Levi Rickert, editor-in-chief in Native Challenges. Discussion »
RAPID CITY, SOUTH DAKOTA Tribal officials from nine American Indian tribes and federal officials, including Kevin Washburn, Assistant Secretary for Indian Affairs, attended the first day of a three day of the "Great Plains ICWA Summit: Bringing Our Children Home and Keeping Our Families Strong."
However, state officials from the State of South Dakota were no shows.
Webster Two Hawk, former Rosebud Sioux Tribal President and
grandfather of child taken unlawfully by SD DSS
There no representatives from the State of South Dakota's Department of Social Services on day one of the summit at the Ramkota Hotel and Convention Center in Rapid City, South Dakota.
“I don't know and can't tell you,”
commented Joe Kafka, press secretary for South Dakota Governor Dennis Daugaard's administration when asked why there were no officials in attendance by the Native News Network Wednesday afternoon.
A spokesperson for the South Dakota Department of Social Services told Native News Network that no one from the organization was in attendance because they were not invited to participate in the summit, and they were only notified last week Thursday of the details of the meeting.

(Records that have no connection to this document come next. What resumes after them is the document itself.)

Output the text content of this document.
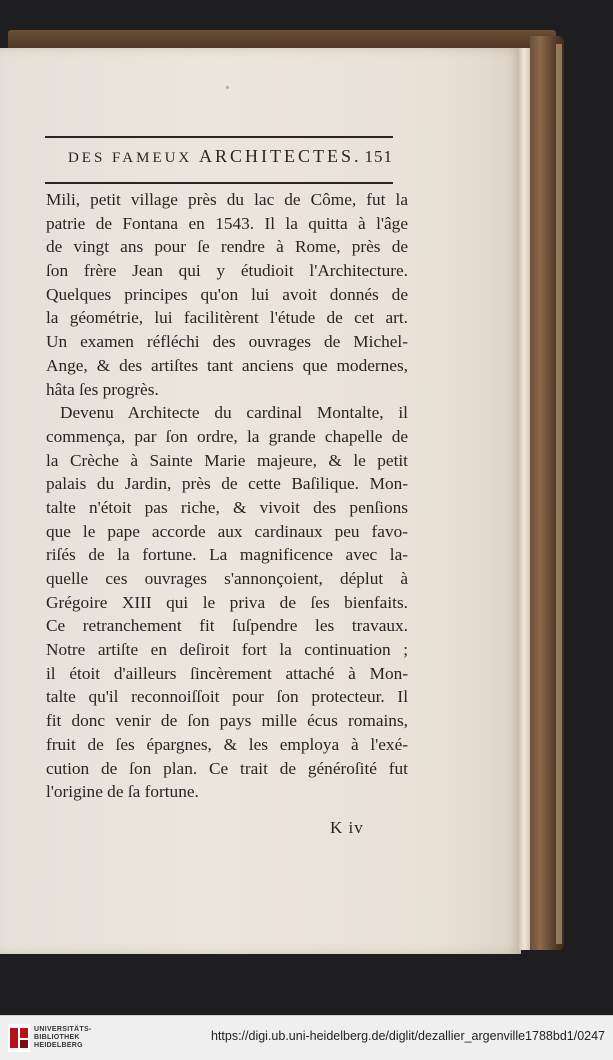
DES FAMEUX ARCHITECTES. 151
Mili, petit village près du lac de Côme, fut la
patrie de Fontana en 1543. Il la quitta à l'âge
de vingt ans pour ſe rendre à Rome, près de
ſon frère Jean qui y étudioit l'Architecture.
Quelques principes qu'on lui avoit donnés de
la géométrie, lui facilitèrent l'étude de cet art.
Un examen réfléchi des ouvrages de Michel-
Ange, & des artiſtes tant anciens que modernes,
hâta ſes progrès.
Devenu Architecte du cardinal Montalte, il
commença, par ſon ordre, la grande chapelle de
la Crèche à Sainte Marie majeure, & le petit
palais du Jardin, près de cette Baſilique. Mon-
talte n'étoit pas riche, & vivoit des penſions
que le pape accorde aux cardinaux peu favo-
riſés de la fortune. La magnificence avec la-
quelle ces ouvrages s'annonçoient, déplut à
Grégoire XIII qui le priva de ſes bienfaits.
Ce retranchement fit ſuſpendre les travaux.
Notre artiſte en deſiroit fort la continuation ;
il étoit d'ailleurs ſincèrement attaché à Mon-
talte qu'il reconnoiſſoit pour ſon protecteur. Il
fit donc venir de ſon pays mille écus romains,
fruit de ſes épargnes, & les employa à l'exé-
cution de ſon plan. Ce trait de généroſité fut
l'origine de ſa fortune.
K iv
UNIVERSITÄTS-
BIBLIOTHEK
HEIDELBERG
https://digi.ub.uni-heidelberg.de/diglit/dezallier_argenville1788bd1/0247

Perhaps the reason South Dakota state officials were no-shows is they did not want to hear what was being said at the summit by American Indian parents, grandparents and tribal officials about the mishandling and gross mistreatment of American Indian children in the child welfare system in their state.
Assistant Secretary-Indian Affairs Kevin Washburn
Testimony after testimony was delivered detailing the failure of the Department of Social Services to provide adequate foster care to Indian children living in South Dakota.
Some of the testimony discussed physical and sexual abuse perpetrated by foster care parents within the Department of Social Services foster care system.
“At one point, I thought they thought they took out children because they thought they were going to assimilate us,”
testified Aileen Brown, Standing Rock Sioux.
“Then I realized it was about the money they make from having our kids in the foster care system.”
The State of South Dakota takes in approximately $70,000 per child when an Indian child is in the state's foster care system.
Great Plains ICWA Summit: Bringing Our Children Home and Keeping Our Families Strong
“My great-granddaughter saw me and said, "Great grandmother, they told me you died. You didn’t,"”
testified a grandmother from the Rosebud Indian Reservation about how a foster parent attempted to completely alienate her great-granddaughter from her natural family.
The summit is an attempt by the Great Plains American Indian tribes to bring focus to an ongoing problem with alleged violations of the Indian Child Welfare Act. The summit has been in the works for over a year and garnered support, in part, by National Public Radio running a story about the disproportionate number of Indian children being removed from their homes and placed in foster care in South Dakota.
The State of South Dakota did respond with a seven page rebuttal of the accusations made in the National Public Radio report.
The summit, at the Ramkota Hotel and Convention Center, is open to the public and runs through Friday.